A Polícia Civil do Rio de Janeiro deflagrou nesta terça-feira (9) a quarta fase da Operação Mounjaro, voltada ao combate da comercialização clandestina de canetas emagrecedoras e anabolizantes. A ação ocorre em diferentes pontos da capital fluminense e também no estado de São Paulo.
Coordenada pela Delegacia do Consumidor (Decon), a operação tem como alvo um homem apontado pelas investigações como um dos responsáveis pela distribuição ilegal desses produtos em academias localizadas nas zonas Oeste e Sul do Rio de Janeiro.
Ao todo, os agentes cumprem sete mandados de busca e apreensão nos bairros de Campo Grande, Recreio dos Bandeirantes e Barra da Tijuca, além de endereços em São Paulo. O objetivo é recolher documentos, aparelhos eletrônicos, registros financeiros, medicamentos e outros materiais que possam contribuir para o avanço das investigações.

A polícia cumpre sete mandados de busca e apreensão nos bairros de Campo Grande, Recreio dos Bandeirantes e Barra da Tijuca, além de endereços em São Paulo
Segundo a Polícia Civil, o esquema foi identificado após um trabalho de inteligência que envolveu monitoramento de redes sociais. As apurações indicam que os produtos eram oferecidos sem comprovação de origem, sem controle sanitário adequado e fora das exigências legais para comercialização.
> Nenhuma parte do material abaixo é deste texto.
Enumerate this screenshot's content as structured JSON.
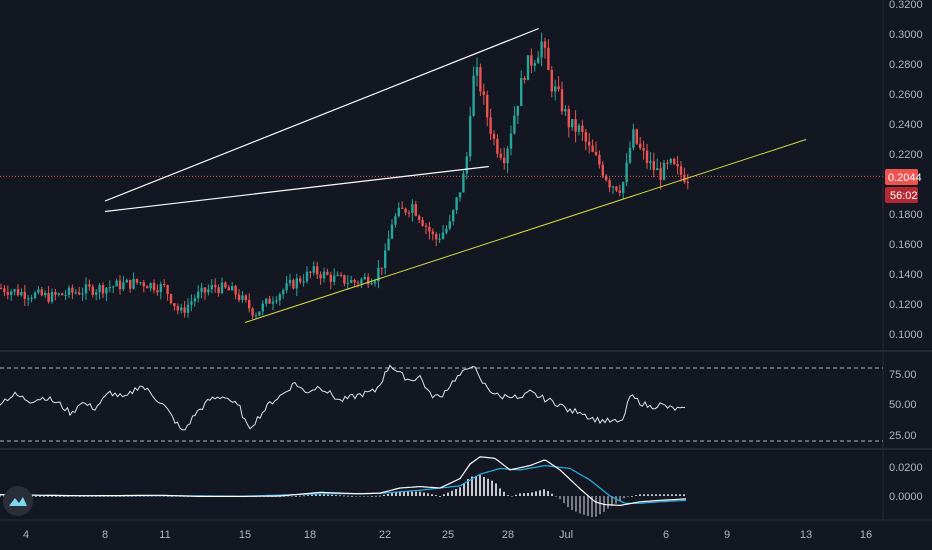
{
  "colors": {
    "background": "#131722",
    "up": "#26a69a",
    "down": "#ef5350",
    "axis_text": "#b2b5be",
    "separator": "#363a45",
    "price_line": "#ef5350",
    "trendline_yellow": "#d8d840",
    "wedge_lines": "#ffffff",
    "rsi_line": "#e0e3eb",
    "macd_line": "#ffffff",
    "signal_line": "#2ab0e8",
    "hist_up": "#c8cad0",
    "hist_down": "#787b86"
  },
  "price_axis": {
    "ticks": [
      "0.3200",
      "0.3000",
      "0.2800",
      "0.2600",
      "0.2400",
      "0.2200",
      "0.1800",
      "0.1600",
      "0.1400",
      "0.1200",
      "0.1000"
    ],
    "current_price": "0.2044",
    "countdown": "56:02"
  },
  "rsi_axis": {
    "ticks": [
      "75.00",
      "50.00",
      "25.00"
    ]
  },
  "macd_axis": {
    "ticks": [
      "0.0200",
      "0.0000"
    ]
  },
  "time_axis": {
    "ticks": [
      "4",
      "8",
      "11",
      "15",
      "18",
      "22",
      "25",
      "28",
      "Jul",
      "6",
      "9",
      "13",
      "16"
    ]
  },
  "icons": {
    "logo": "tradingview-logo-icon"
  },
  "chart_data": [
    {
      "type": "candlestick",
      "ylim": [
        0.09,
        0.32
      ],
      "current_price": 0.2044,
      "anchors": [
        [
          0,
          0.13
        ],
        [
          20,
          0.127
        ],
        [
          50,
          0.124
        ],
        [
          80,
          0.128
        ],
        [
          110,
          0.131
        ],
        [
          140,
          0.134
        ],
        [
          165,
          0.13
        ],
        [
          180,
          0.113
        ],
        [
          195,
          0.124
        ],
        [
          215,
          0.131
        ],
        [
          235,
          0.127
        ],
        [
          255,
          0.113
        ],
        [
          275,
          0.125
        ],
        [
          300,
          0.136
        ],
        [
          315,
          0.141
        ],
        [
          335,
          0.136
        ],
        [
          355,
          0.134
        ],
        [
          375,
          0.138
        ],
        [
          385,
          0.15
        ],
        [
          392,
          0.174
        ],
        [
          400,
          0.18
        ],
        [
          412,
          0.186
        ],
        [
          420,
          0.178
        ],
        [
          435,
          0.162
        ],
        [
          450,
          0.172
        ],
        [
          460,
          0.196
        ],
        [
          466,
          0.21
        ],
        [
          472,
          0.268
        ],
        [
          478,
          0.272
        ],
        [
          485,
          0.25
        ],
        [
          495,
          0.226
        ],
        [
          505,
          0.218
        ],
        [
          515,
          0.248
        ],
        [
          525,
          0.276
        ],
        [
          535,
          0.285
        ],
        [
          542,
          0.294
        ],
        [
          550,
          0.268
        ],
        [
          560,
          0.255
        ],
        [
          570,
          0.238
        ],
        [
          580,
          0.235
        ],
        [
          590,
          0.221
        ],
        [
          600,
          0.212
        ],
        [
          610,
          0.2
        ],
        [
          622,
          0.197
        ],
        [
          628,
          0.214
        ],
        [
          632,
          0.233
        ],
        [
          640,
          0.222
        ],
        [
          650,
          0.212
        ],
        [
          660,
          0.206
        ],
        [
          670,
          0.212
        ],
        [
          680,
          0.206
        ],
        [
          688,
          0.204
        ]
      ],
      "patterns": [
        {
          "name": "ascending-trendline",
          "from": [
            "15",
            0.107
          ],
          "to": [
            "13",
            0.229
          ]
        },
        {
          "name": "wedge-upper",
          "from": [
            "29",
            0.303
          ],
          "to": [
            "8",
            0.188
          ]
        },
        {
          "name": "wedge-lower",
          "from": [
            "26",
            0.211
          ],
          "to": [
            "8",
            0.181
          ]
        }
      ]
    },
    {
      "type": "line",
      "name": "RSI",
      "ylim": [
        18,
        92
      ],
      "levels": [
        80,
        20
      ],
      "anchors": [
        [
          0,
          52
        ],
        [
          15,
          58
        ],
        [
          30,
          53
        ],
        [
          45,
          56
        ],
        [
          60,
          50
        ],
        [
          72,
          42
        ],
        [
          80,
          52
        ],
        [
          95,
          47
        ],
        [
          110,
          60
        ],
        [
          125,
          55
        ],
        [
          140,
          66
        ],
        [
          150,
          60
        ],
        [
          165,
          48
        ],
        [
          178,
          33
        ],
        [
          183,
          27
        ],
        [
          195,
          42
        ],
        [
          210,
          54
        ],
        [
          225,
          57
        ],
        [
          240,
          47
        ],
        [
          248,
          30
        ],
        [
          255,
          36
        ],
        [
          270,
          51
        ],
        [
          285,
          60
        ],
        [
          295,
          68
        ],
        [
          305,
          60
        ],
        [
          320,
          65
        ],
        [
          340,
          53
        ],
        [
          360,
          58
        ],
        [
          375,
          61
        ],
        [
          382,
          70
        ],
        [
          390,
          83
        ],
        [
          400,
          75
        ],
        [
          410,
          70
        ],
        [
          420,
          73
        ],
        [
          430,
          58
        ],
        [
          440,
          56
        ],
        [
          455,
          71
        ],
        [
          465,
          77
        ],
        [
          472,
          84
        ],
        [
          480,
          70
        ],
        [
          490,
          62
        ],
        [
          500,
          56
        ],
        [
          510,
          58
        ],
        [
          520,
          54
        ],
        [
          530,
          60
        ],
        [
          540,
          56
        ],
        [
          550,
          53
        ],
        [
          560,
          50
        ],
        [
          570,
          44
        ],
        [
          580,
          45
        ],
        [
          590,
          39
        ],
        [
          600,
          37
        ],
        [
          612,
          36
        ],
        [
          620,
          35
        ],
        [
          625,
          42
        ],
        [
          630,
          57
        ],
        [
          640,
          52
        ],
        [
          650,
          48
        ],
        [
          660,
          50
        ],
        [
          670,
          47
        ],
        [
          680,
          46
        ],
        [
          686,
          45
        ]
      ]
    },
    {
      "type": "line",
      "name": "MACD",
      "ylim": [
        -0.01,
        0.03
      ],
      "anchors_macd": [
        [
          0,
          0.001
        ],
        [
          40,
          0.0005
        ],
        [
          80,
          0.0002
        ],
        [
          120,
          0.0003
        ],
        [
          160,
          0.0005
        ],
        [
          200,
          -0.0003
        ],
        [
          240,
          -0.0003
        ],
        [
          280,
          0.0
        ],
        [
          320,
          0.0025
        ],
        [
          360,
          0.0015
        ],
        [
          380,
          0.002
        ],
        [
          400,
          0.0055
        ],
        [
          420,
          0.0065
        ],
        [
          440,
          0.0055
        ],
        [
          460,
          0.012
        ],
        [
          470,
          0.022
        ],
        [
          480,
          0.027
        ],
        [
          495,
          0.026
        ],
        [
          510,
          0.018
        ],
        [
          530,
          0.021
        ],
        [
          545,
          0.025
        ],
        [
          560,
          0.018
        ],
        [
          580,
          0.005
        ],
        [
          595,
          -0.004
        ],
        [
          605,
          -0.006
        ],
        [
          620,
          -0.0065
        ],
        [
          640,
          -0.004
        ],
        [
          660,
          -0.003
        ],
        [
          686,
          -0.002
        ]
      ],
      "anchors_signal": [
        [
          0,
          0.0008
        ],
        [
          80,
          0.0002
        ],
        [
          160,
          0.0003
        ],
        [
          240,
          -0.0002
        ],
        [
          320,
          0.0015
        ],
        [
          380,
          0.0018
        ],
        [
          420,
          0.004
        ],
        [
          460,
          0.007
        ],
        [
          480,
          0.015
        ],
        [
          500,
          0.019
        ],
        [
          520,
          0.018
        ],
        [
          545,
          0.021
        ],
        [
          570,
          0.019
        ],
        [
          590,
          0.011
        ],
        [
          610,
          0.0
        ],
        [
          625,
          -0.005
        ],
        [
          640,
          -0.005
        ],
        [
          660,
          -0.004
        ],
        [
          686,
          -0.003
        ]
      ]
    }
  ]
}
De acordo com os investigadores, o principal suspeito é Maycon Douglas Barreto da Silva, que já havia sido preso em março deste ano por crime contra a saúde pública. Após permanecer cerca de um mês detido, ele foi colocado em liberdade e passou a responder ao processo fora da prisão. Nesta nova fase da operação, não há mandado de prisão contra ele, apenas de busca e apreensão. Até o momento, ele não foi localizado.
Durante as investigações, os policiais descobriram ainda que o número de telefone utilizado nos anúncios dos produtos pertencia a um idoso diagnosticado com Alzheimer, morador de Campo Grande, que não possui qualquer ligação com o esquema criminoso.
“O proprietário de uma academia já foi identificado e será intimado para prestar depoimento. Permitir a comercialização irregular de medicamentos dentro de um estabelecimento também configura crime”, afirmou o delegado Wellington Vieira.
A Polícia Civil alerta para os riscos associados ao uso de medicamentos adquiridos de forma clandestina. Entre os principais perigos estão a aplicação de substâncias diferentes das anunciadas, contaminação bacteriológica, falhas na conservação dos produtos devido à quebra da cadeia de refrigeração e o uso de dosagens inadequadas sem acompanhamento médico.
As investigações prosseguem para identificar outros envolvidos e esclarecer a origem, armazenamento, distribuição e comercialização dos medicamentos comercializados ilegalmente.